Why aren’t American colleges more engaged in India’s fast-growing higher-education market? That was a frequent topic of conversation at the annual conference of the Association of International Education Administrators here this week.
As American colleges continue to look abroad for partners, international administrators say India has proved to be a more challenging country to penetrate than others. But why that’s so isn’t always clear.
“Even in institutions with lots of international partnerships, very few partnerships are in India,” said Susan Buck Sutton, a former associate vice chancellor for international affairs at Indiana University-Purdue University at Indianapolis, in a session on building education partnerships in India.
Yet India, on its face, would seem to be a natural place to develop relationships, said Ms. Sutton, now a senior adviser for internationalization at Bryn Mawr College. It’s an English-speaking country in which education is highly valued. It has longstanding ties to the United States. There is great unmet demand for higher education in India, and large numbers of Indian students study in the United States.
But many colleges say it is extraordinarily difficult to find the right partners to develop active exchanges and other ties there. Some colleges complained of being approached by institutions whose names they had never heard of, leading them to dismiss the overtures. “I can’t make sense of them all,” one college administrator said in a session looking at higher-education reforms in China and India.

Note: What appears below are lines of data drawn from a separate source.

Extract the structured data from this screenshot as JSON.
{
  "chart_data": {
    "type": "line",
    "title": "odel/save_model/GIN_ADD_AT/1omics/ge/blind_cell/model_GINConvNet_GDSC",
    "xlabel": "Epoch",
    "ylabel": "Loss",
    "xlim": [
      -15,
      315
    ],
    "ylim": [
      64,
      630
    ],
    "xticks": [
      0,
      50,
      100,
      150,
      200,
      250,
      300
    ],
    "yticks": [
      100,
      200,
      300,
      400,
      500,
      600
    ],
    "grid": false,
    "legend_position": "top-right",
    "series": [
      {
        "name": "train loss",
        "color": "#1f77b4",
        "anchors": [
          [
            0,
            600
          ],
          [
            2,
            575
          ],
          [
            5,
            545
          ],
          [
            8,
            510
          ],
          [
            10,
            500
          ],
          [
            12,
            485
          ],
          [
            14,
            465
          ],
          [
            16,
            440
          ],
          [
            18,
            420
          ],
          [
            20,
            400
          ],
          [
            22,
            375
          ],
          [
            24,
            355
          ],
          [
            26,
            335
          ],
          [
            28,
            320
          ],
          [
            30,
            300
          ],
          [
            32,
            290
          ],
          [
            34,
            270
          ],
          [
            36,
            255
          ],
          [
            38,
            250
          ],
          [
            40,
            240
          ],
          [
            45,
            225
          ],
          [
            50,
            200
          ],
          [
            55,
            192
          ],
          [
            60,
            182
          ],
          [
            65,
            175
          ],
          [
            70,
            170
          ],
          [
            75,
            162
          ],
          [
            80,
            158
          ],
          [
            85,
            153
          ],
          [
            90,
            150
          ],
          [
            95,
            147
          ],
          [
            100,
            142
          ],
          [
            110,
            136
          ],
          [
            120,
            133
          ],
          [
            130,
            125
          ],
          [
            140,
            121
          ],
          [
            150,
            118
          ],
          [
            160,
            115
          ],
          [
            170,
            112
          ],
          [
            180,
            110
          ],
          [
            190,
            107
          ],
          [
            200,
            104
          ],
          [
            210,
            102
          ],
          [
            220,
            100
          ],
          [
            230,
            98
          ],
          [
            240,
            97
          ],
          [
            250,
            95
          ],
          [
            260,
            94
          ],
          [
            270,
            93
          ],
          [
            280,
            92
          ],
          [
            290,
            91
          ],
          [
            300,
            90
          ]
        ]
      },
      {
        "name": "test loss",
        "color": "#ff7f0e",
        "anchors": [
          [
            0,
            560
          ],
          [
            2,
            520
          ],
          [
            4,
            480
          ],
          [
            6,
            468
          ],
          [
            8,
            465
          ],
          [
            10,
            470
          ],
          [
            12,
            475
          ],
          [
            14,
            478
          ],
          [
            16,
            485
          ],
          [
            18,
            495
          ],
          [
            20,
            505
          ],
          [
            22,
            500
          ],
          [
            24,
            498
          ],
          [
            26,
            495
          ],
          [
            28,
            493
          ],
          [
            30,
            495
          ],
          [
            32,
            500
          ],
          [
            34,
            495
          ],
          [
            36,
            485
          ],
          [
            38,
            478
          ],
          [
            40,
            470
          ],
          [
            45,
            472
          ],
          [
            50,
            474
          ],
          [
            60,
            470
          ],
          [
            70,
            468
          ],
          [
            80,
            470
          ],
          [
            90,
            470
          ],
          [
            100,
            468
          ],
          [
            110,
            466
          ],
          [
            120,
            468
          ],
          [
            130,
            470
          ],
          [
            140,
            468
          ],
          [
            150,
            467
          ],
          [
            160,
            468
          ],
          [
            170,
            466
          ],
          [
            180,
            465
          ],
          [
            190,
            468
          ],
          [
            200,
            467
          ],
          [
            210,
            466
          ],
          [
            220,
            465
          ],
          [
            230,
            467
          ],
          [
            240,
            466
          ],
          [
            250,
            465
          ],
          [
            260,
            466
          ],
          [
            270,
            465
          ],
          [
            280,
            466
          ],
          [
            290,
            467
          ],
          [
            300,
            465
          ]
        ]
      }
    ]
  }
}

Beyond a few elite central universities and the Indian Institutes of Technology, it seems, few American educators can name many Indian colleges.
Bhushan Patwardhan, a professor in the School of Public Health & Health Science at the University of Pune, who spoke on the same panel as Ms. Sutton, said there might also be a mismatch of interests. Historically, American colleges have wanted to engage Indian institutions in areas such as social science, humanities, development, and public health. Indian institutions are more interested in working with American partners in the fields of business, technology, and engineering, he noted.
Stephen C. Dunnett, vice provost for international education at the State University of New York at Buffalo, who spoke in the session on reforms in Chinese and Indian higher education, noted that American study-abroad numbers to India have remained fairly low, and attributed that in part to lack of interest among public institutions in India in developing exchange programs. “They’re not so welcoming and don’t have a long tradition of receiving American students.”
And certainly, many partnerships have faltered on the American side as well. Nicole Ranganath, director of the global-studies program at the University of California at Davis Extension, said that it took a particularly persistent faculty member to get a study-abroad program off the ground in India.
She recounted the failure of an ambitious project called the UC-India Initiative, which was created in 2005 to give the University of California campuses leverage with leading Indian institutions and the Indian government. Despite a multimillion dollar commitment from the Indian government, it became a casualty of the California budget crisis.
Finally, there is the challenge of India’s continuing to ban foreign providers from offering degrees there. A bill opening the market to foreign universities is stuck in India’s Parliament, and versions of that same piece of legislation have been kicking around since 2006, noted Rahul Choudaha, associate director of development and innovation at World Education Services, in a session examining the prospects of the bill.
Overly Regulated
While he said he is optimistic that the bill will pass by December, India itself remains an overly regulated system, speakers and participants noted. Anand Sudarshan, chief executive of Manipal Education, one of the largest private universities in India, said that for foreign universities to be truly effective in India, they need to see that a broader higher-education reform bill, also before Parliament, passes as well. That would significantly streamline and improve the regulation and accreditation of the higher-education system.
“The intent is a very honorable one,” he said of international partnerships. “But the path is filled with boulders.”
Still, universities are finding ways around these roadblocks.
John E. Dooley, vice president for outreach and international affairs at Virginia Tech, noted that his university has made several mistakes along the way as it has sought to carve out a role in India. Now, with an advisory board in place that includes representatives from Indian industry, and support from India’s minister who oversees higher education, Kapil Sibal, Virginia Tech is aiming to create a small graduate-level institute to conduct research and offer master’s and doctoral programs.
Mr. Choudaha noted that a number of British, American, and other foreign institutions have figured out a way to work in India despite regulatory restrictions. Some have created joint-degree or nondegree programs with Indian partners. Others have set up research partnerships with stand-alone research institutes. Still others have engaged private institutions, which can be more outward looking and better financed than cash-strapped public institutions.
Is India ready to open itself to the world? he asked. “Yes, but it takes patience and persistence.”